# Naruto Kunoichi flash dress up game



## Hapuriainen (Sep 5, 2009)

Since there's no category for Flash games I put this here, and it's art anyway.

So today I finished the(click image to play).

Yes, no Hinata, since I don't like her. She gets a lot of love anyway.

Other than that, what do you think?


----------



## Velvet (Sep 5, 2009)

*i love it  i played it like 8 times and still playing it

fun  making a dress up game  that original  very nice*

*i hope you make more :3*


----------



## Eki (Sep 5, 2009)

one of the better flash games out there. Good JOb


----------



## demonrasingan3 (Sep 5, 2009)

Nice amount of clothing choices, numerous characters, nice look. I must say job well done


----------



## Muah (Sep 5, 2009)

Hinata was the only girl worth dressing up so I didn't play but the amount of clothes and females you put on there is more than Ive seen on deviant art.


----------



## Sunabozu (Sep 5, 2009)

lol what a funny game. You did a good job creating this game though


----------



## Dillinger (Sep 5, 2009)

I'll check it out tonight when I have a bit more time.


----------



## Liquid Sun (Sep 5, 2009)

It's good, but even if you don't like Hinata, you still should have put her in.


----------



## LucyXD94 (Sep 7, 2009)

Lol nice job thats funny! Buahaha


----------



## melo (Sep 7, 2009)

lolw wut no hinata? i'm not playing this. 
*checks it out*


----------



## Suigetsu (Sep 8, 2009)

whoa COOl, we need sum more flash games around.


----------



## TLCgurl5 (Sep 8, 2009)

as a dress up game whore I had to check this, I liked the  out but sadly not every female character isn't in it, you forgot the tragic Yuugao, the cute ramen girl Ayame, Chiyo....hmmm maybe not her and of course Hinata

now you may "I don't like Hinata, so I won't add her" if you are gonna make a Naruto dress up game with female characters she is an important character that you need to add weather you like her or not its not the point that bias point is a weak point and you will lose points because of that, you may say "but she gets a lot of love already"  doesn't matter you add her anyways if you are gonna do a female Naruto dress up game, you may hate her but people do love her you have to remember she is the second favorite female of the series, and I am not just saying it because I adore Hinata but I am saying it because you are a talented dress up maker, but this one simple bias will really bring you down....


----------



## Dr. Obvious (Sep 8, 2009)

Moegi FTW!!!


----------



## Misha (Sep 8, 2009)

Nice job 

I had a fun time dressing up Hinata 

EDIT ;;
Well, I would have liked the breast to differ on some of them ....


----------



## Reaper of the Mist (Sep 8, 2009)

Very nice job on it, but come on man, no Hinata?


----------



## Hapuriainen (Sep 8, 2009)

TLCgurl5 said:


> as a dress up game whore I had to check this, I liked the  out but sadly not every female character isn't in it, you forgot the tragic *Yuugao, the cute ramen girl Ayame*, Chiyo....hmmm maybe not her and of course Hinata


I totally forgot about Yuugao, she would be there if I had remembered her. I had plans for including the Ramen girl, Matsuri the Gaara fangirl, Sasuke's mom and Kiba's sister, but then I decided not to be too hard on Hinata (Chiyo was never even considered ).
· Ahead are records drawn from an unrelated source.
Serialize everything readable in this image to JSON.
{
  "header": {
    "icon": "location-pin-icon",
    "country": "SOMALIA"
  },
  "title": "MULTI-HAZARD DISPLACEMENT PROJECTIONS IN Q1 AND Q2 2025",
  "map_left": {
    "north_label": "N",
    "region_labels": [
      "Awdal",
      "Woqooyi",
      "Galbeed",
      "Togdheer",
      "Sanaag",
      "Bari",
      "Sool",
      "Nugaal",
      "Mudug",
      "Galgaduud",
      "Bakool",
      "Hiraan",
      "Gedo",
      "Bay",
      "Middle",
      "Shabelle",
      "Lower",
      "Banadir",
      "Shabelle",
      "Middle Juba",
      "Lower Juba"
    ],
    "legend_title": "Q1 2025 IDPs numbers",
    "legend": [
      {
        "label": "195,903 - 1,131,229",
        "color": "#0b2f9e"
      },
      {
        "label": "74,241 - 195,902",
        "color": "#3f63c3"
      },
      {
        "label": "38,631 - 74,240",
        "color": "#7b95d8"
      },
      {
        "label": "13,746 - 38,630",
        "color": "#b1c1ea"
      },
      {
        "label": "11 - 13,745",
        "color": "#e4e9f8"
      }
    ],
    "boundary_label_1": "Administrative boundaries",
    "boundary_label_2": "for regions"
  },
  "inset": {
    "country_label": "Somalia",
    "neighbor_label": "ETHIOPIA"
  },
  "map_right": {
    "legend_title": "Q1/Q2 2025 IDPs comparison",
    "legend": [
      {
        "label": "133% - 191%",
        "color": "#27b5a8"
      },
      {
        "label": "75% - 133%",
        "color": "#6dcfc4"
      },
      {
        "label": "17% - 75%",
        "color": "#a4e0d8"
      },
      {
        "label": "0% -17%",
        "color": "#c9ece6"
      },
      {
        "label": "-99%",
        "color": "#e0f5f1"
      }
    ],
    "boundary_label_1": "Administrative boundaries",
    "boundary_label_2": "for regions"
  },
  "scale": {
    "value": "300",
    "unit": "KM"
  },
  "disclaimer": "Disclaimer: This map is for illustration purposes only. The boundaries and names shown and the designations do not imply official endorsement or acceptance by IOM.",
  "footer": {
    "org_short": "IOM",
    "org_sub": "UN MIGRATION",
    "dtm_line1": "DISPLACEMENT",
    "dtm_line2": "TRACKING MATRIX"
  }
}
> now you may "I don't like Hinata, so I won't add her" if you are gonna make a Naruto dress up game with female characters she is an important character that you need to add weather you like her or not its not the point that bias point is a weak point and you will lose points because of that, you may say "but she gets a lot of love already"  doesn't matter you add her anyways if you are gonna do a female Naruto dress up game, you may hate her but people do love her you have to remember she is the second favorite female of the series


This is something I'll never understand. "You don't like X, but I do, and my friends do, and 1000000000 random people on the internet like X too, and that's all that matters, so you *must* draw X for us". The point is that I don't like X, and why should I use my free time on drawing something I don't like, only because someone on the Internet likes that? I do have a life outside computer.
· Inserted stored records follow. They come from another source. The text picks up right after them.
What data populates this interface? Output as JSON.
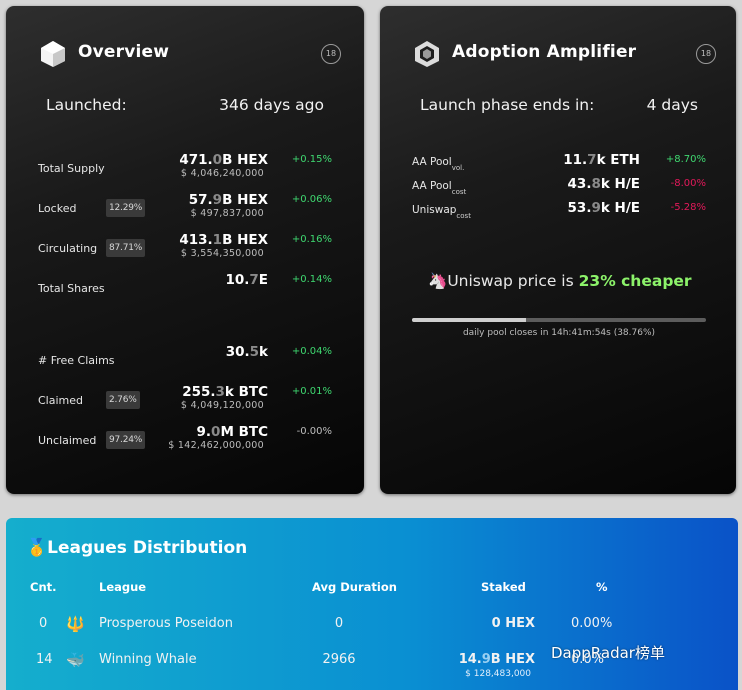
{
  "overview": {
    "title": "Overview",
    "badge": "18",
    "launched_label": "Launched:",
    "launched_value": "346 days ago",
    "rows": [
      {
        "label": "Total Supply",
        "pct": "",
        "value_main": "471.",
        "value_dim": "0",
        "value_unit": "B HEX",
        "sub": "$ 4,046,240,000",
        "change": "+0.15%"
      },
      {
        "label": "Locked",
        "pct": "12.29%",
        "value_main": "57.",
        "value_dim": "9",
        "value_unit": "B HEX",
        "sub": "$ 497,837,000",
        "change": "+0.06%"
      },
      {
        "label": "Circulating",
        "pct": "87.71%",
        "value_main": "413.",
        "value_dim": "1",
        "value_unit": "B HEX",
        "sub": "$ 3,554,350,000",
        "change": "+0.16%"
      },
      {
        "label": "Total Shares",
        "pct": "",
        "value_main": "10.",
        "value_dim": "7",
        "value_unit": "E",
        "sub": "",
        "change": "+0.14%"
      },
      {
        "label": "# Free Claims",
        "pct": "",
        "value_main": "30.",
        "value_dim": "5",
        "value_unit": "k",
        "sub": "",
        "change": "+0.04%"
      },
      {
        "label": "Claimed",
        "pct": "2.76%",
        "value_main": "255.",
        "value_dim": "3",
        "value_unit": "k BTC",
        "sub": "$ 4,049,120,000",
        "change": "+0.01%"
      },
      {
        "label": "Unclaimed",
        "pct": "97.24%",
        "value_main": "9.",
        "value_dim": "0",
        "value_unit": "M BTC",
        "sub": "$ 142,462,000,000",
        "change": "-0.00%"
      }
    ]
  },
  "amplifier": {
    "title": "Adoption Amplifier",
    "badge": "18",
    "phase_label": "Launch phase ends in:",
    "phase_value": "4 days",
    "rows": [
      {
        "label": "AA Pool",
        "sub": "vol.",
        "value_main": "11.",
        "value_dim": "7",
        "value_unit": "k ETH",
        "change": "+8.70%"
      },
      {
        "label": "AA Pool",
        "sub": "cost",
        "value_main": "43.",
        "value_dim": "8",
        "value_unit": "k H/E",
        "change": "-8.00%"
      },
      {
        "label": "Uniswap",
        "sub": "cost",
        "value_main": "53.",
        "value_dim": "9",
        "value_unit": "k H/E",
        "change": "-5.28%"
      }
    ],
    "price_prefix": "Uniswap price is ",
    "price_highlight": "23% cheaper",
    "progress_fraction": 0.3876,
    "progress_caption": "daily pool closes in 14h:41m:54s (38.76%)"
  },
  "leagues": {
    "title": "Leagues Distribution",
    "headers": {
      "count": "Cnt.",
      "league": "League",
      "avg_duration": "Avg Duration",
      "staked": "Staked",
      "percent": "%"
    },
    "rows": [
      {
        "count": "0",
        "icon": "trident-icon",
        "league": "Prosperous Poseidon",
        "avg_duration": "0",
        "staked_main": "0",
        "staked_dim": "",
        "staked_unit": " HEX",
        "staked_sub": "",
        "percent": "0.00%"
      },
      {
        "count": "14",
        "icon": "whale-icon",
        "league": "Winning Whale",
        "avg_duration": "2966",
        "staked_main": "14.",
        "staked_dim": "9",
        "staked_unit": "B HEX",
        "staked_sub": "$ 128,483,000",
        "percent": "0.0%"
      }
    ]
  },
  "watermark": "DappRadar榜单",
  "colors": {
    "positive": "#3fd870",
    "negative": "#e2195a",
    "highlight": "#8cf26a",
    "league_bg": "#0a8fd2"
  }
}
Making these games is my hobby, and I make these for myself, since I have been a fan of paper dolls since I was a kid, and Flash allows me to change the clothes easier. And I put them on the Internet, so other people who might like them can play them as well. If I had a Hinata fan for a friend, I could consider making a Hinata game for him/her, but I don't, and I've never tried to please random nobodies I don't even know, since there's no real reason for me to do that. If they like my games, fine, it's nice to have been able to entertain someone, but it's not the end of the world to me if someone doesn't like my stuff.

And as you said, it doesn't have all naruto females, and it'll never do, since you're even yourself saying "maybe not Chiyo". I find it bit of a double standard to say "It doesn't have all females without Hinata, so the game is not finished!" while saying it's alright to leave another female out.



> and I am not just saying it because I adore Hinata but I am saying it because you are a talented dress up maker, but this one simple bias will really bring you down....


How will that bring me down? My games seem to have gotten pageviews even without Hinata. Most of them have nothing to do with Naruto the series anyway.


----------



## Kagamine Suzuhara (Sep 8, 2009)

I must say, it was nicely done. It was quite interesting too.

It was really fun to play it, considering that there are a wide range of selection
in every category. Also, it's quite elaborate for my opinion. Good job! 

~*Kagamine*~


----------